At the Zhuhai Airshow last week, China formally debuted its J-20 stealth fighter, prompting comparisons to America’s stealthy super fighter, the F-22.
Some dubbed the J-20 China’s F-22 clone.
That sounds interesting, but is far from the mark as the two jets couldn’t be more different, driven by the differing needs of the countries that developed them.
For starters, the J-20 isn’t terribly stealthy, but stealthy enough head on to accomplish its mission as a long-range hunter with long-range missiles to kill high-priority large US jets like command, radar, antisubmarine, reconnaissance and tanker aircraft.
The F-22, in contrast, is stealthy from all angles and sweep the sky of enemy fighters as part of a global force that has to accomplish a vast array of missions. The J-20 is a tool to execute a specific mission as part of China’s plans to keep US and allied forces far from its shores.

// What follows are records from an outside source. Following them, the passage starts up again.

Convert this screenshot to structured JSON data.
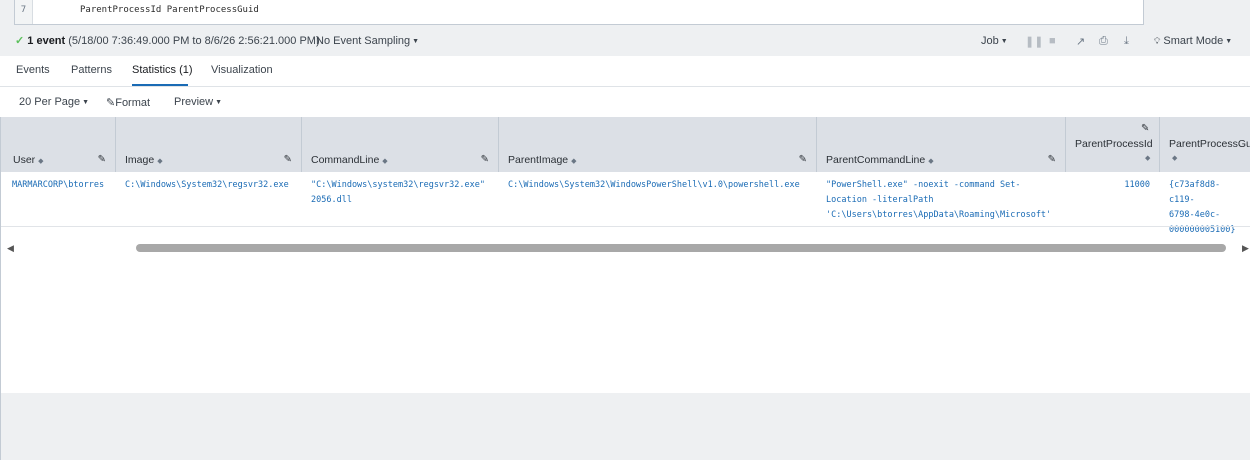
{
  "editor": {
    "line_number": "7",
    "code": "ParentProcessId ParentProcessGuid"
  },
  "status": {
    "check": "✓",
    "event_count": "1 event",
    "time_range": "(5/18/00 7:36:49.000 PM to 8/6/26 2:56:21.000 PM)",
    "sampling": "No Event Sampling",
    "job": "Job",
    "smart_mode": "Smart Mode"
  },
  "tabs": [
    {
      "label": "Events"
    },
    {
      "label": "Patterns"
    },
    {
      "label": "Statistics (1)"
    },
    {
      "label": "Visualization"
    }
  ],
  "toolbar": {
    "per_page": "20 Per Page",
    "format": "Format",
    "preview": "Preview"
  },
  "table": {
    "headers": [
      "User",
      "Image",
      "CommandLine",
      "ParentImage",
      "ParentCommandLine",
      "ParentProcessId",
      "ParentProcessGuid"
    ],
    "row": {
      "user": "MARMARCORP\\btorres",
      "image": "C:\\Windows\\System32\\regsvr32.exe",
      "commandline_1": "\"C:\\Windows\\system32\\regsvr32.exe\"",
      "commandline_2": "2056.dll",
      "parentimage": "C:\\Windows\\System32\\WindowsPowerShell\\v1.0\\powershell.exe",
      "parentcmd_1": "\"PowerShell.exe\" -noexit -command Set-",
      "parentcmd_2": "Location -literalPath",
      "parentcmd_3": "'C:\\Users\\btorres\\AppData\\Roaming\\Microsoft'",
      "parentprocessid": "11000",
      "parentguid_1": "{c73af8d8-c119-",
      "parentguid_2": "6798-4e0c-",
      "parentguid_3": "000000005100}"
    }
  },
  "colors": {
    "accent": "#1a6bb5",
    "success": "#5cc05c",
    "header_bg": "#dce0e6"
  }
}
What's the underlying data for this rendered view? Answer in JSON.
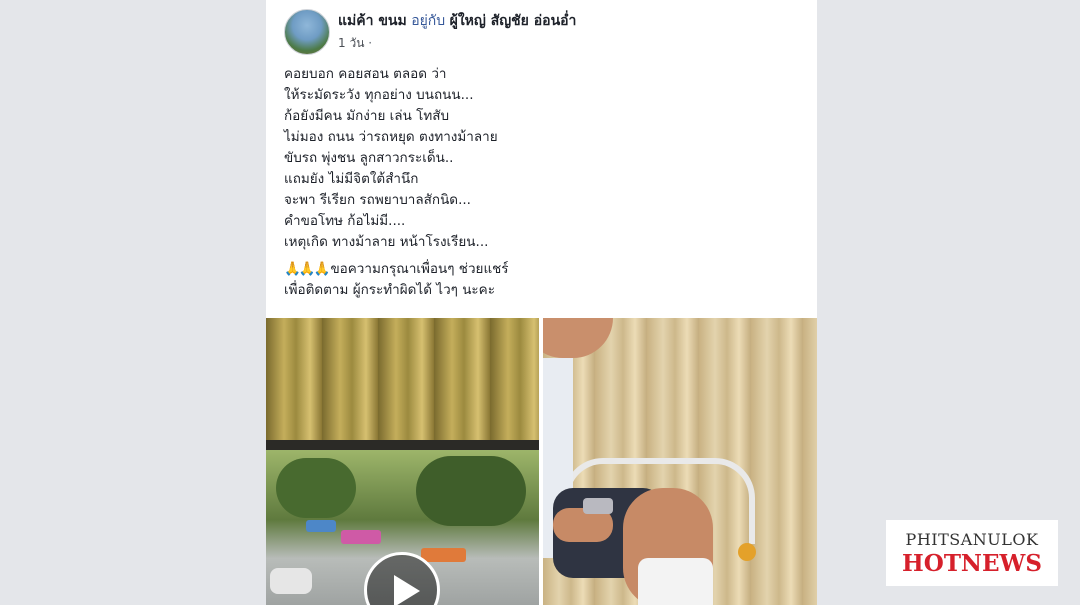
{
  "post": {
    "author": "แม่ค้า ขนม",
    "with_word": "อยู่กับ",
    "tagged": "ผู้ใหญ่ สัญชัย อ่อนอ่ำ",
    "time": "1 วัน",
    "time_sep": "·",
    "lines": [
      "คอยบอก คอยสอน ตลอด ว่า",
      "ให้ระมัดระวัง ทุกอย่าง บนถนน...",
      "ก้อยังมีคน มักง่าย เล่น โทสับ",
      "ไม่มอง ถนน ว่ารถหยุด ตงทางม้าลาย",
      "ขับรถ พุ่งชน ลูกสาวกระเด็น..",
      "แถมยัง ไม่มีจิตใต้สำนึก",
      "จะพา รีเรียก รถพยาบาลสักนิด...",
      "คำขอโทษ ก้อไม่มี....",
      "เหตุเกิด ทางม้าลาย หน้าโรงเรียน..."
    ],
    "emoji": "🙏🙏🙏",
    "share_line1": "ขอความกรุณาเพื่อนๆ ช่วยแชร์",
    "share_line2": "เพื่อติดตาม ผู้กระทำผิดได้ ไวๆ นะคะ"
  },
  "watermark": {
    "line1": "PHITSANULOK",
    "line2": "HOTNEWS"
  },
  "colors": {
    "link": "#365899",
    "brand_red": "#d6202b"
  }
}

That said, it, the J-31 – which is China’s copy of US-led F-35 Lightning II – and Russia’s PAK AF make it clear that America’s monopoly on stealth is eroding as others seek to gain what is a critical military advantage.
Fortunately, both the US Air Force and Navy are working on what their future high-end fighter will look like.
While the Navy has hinted at a more conventional fighter, the Air Force is being far less specific, indicating that it wants a system that can dominate vast chunks of airspace.
Achieving that aim may depend less on sleek fighters, but far larger, equally stealthy jets with long range and able to haul either large numbers of very long-range missiles or other systems like lasers and rail guns to destroy threats at distance with a high certitude of avoiding friendly-fire casualties.
This focus on future systems comes as the United States and partners work to field the F-35, a stealthy jet that is already revolutionizing air warfare.
It is a massive, expensive program that is already years behind schedule.
Maintaining America’s stealth advantage through platforms like F-22 and F-35 are essential in a world where air defenses are getting more lethal. They will help make US and allied forces, including fourth generation fighters, more effective.
Threats, however, are fast moving and to stay ahead of them, it’s time to develop a new long-range aircraft shaped by the lessons from the F-22 and F-35 – and the B-2 and B-21 bombers – as well as their systems.
Another priority is a new generation of air-to-air missiles that are effective beyond 100 miles.
America and its allies have enjoyed overwhelming air superiority for decades, ensuring that no US soldier has died from enemy air attack since the Korean War. That has been achieved through continued innovation and sustained investment in new air systems that must continue.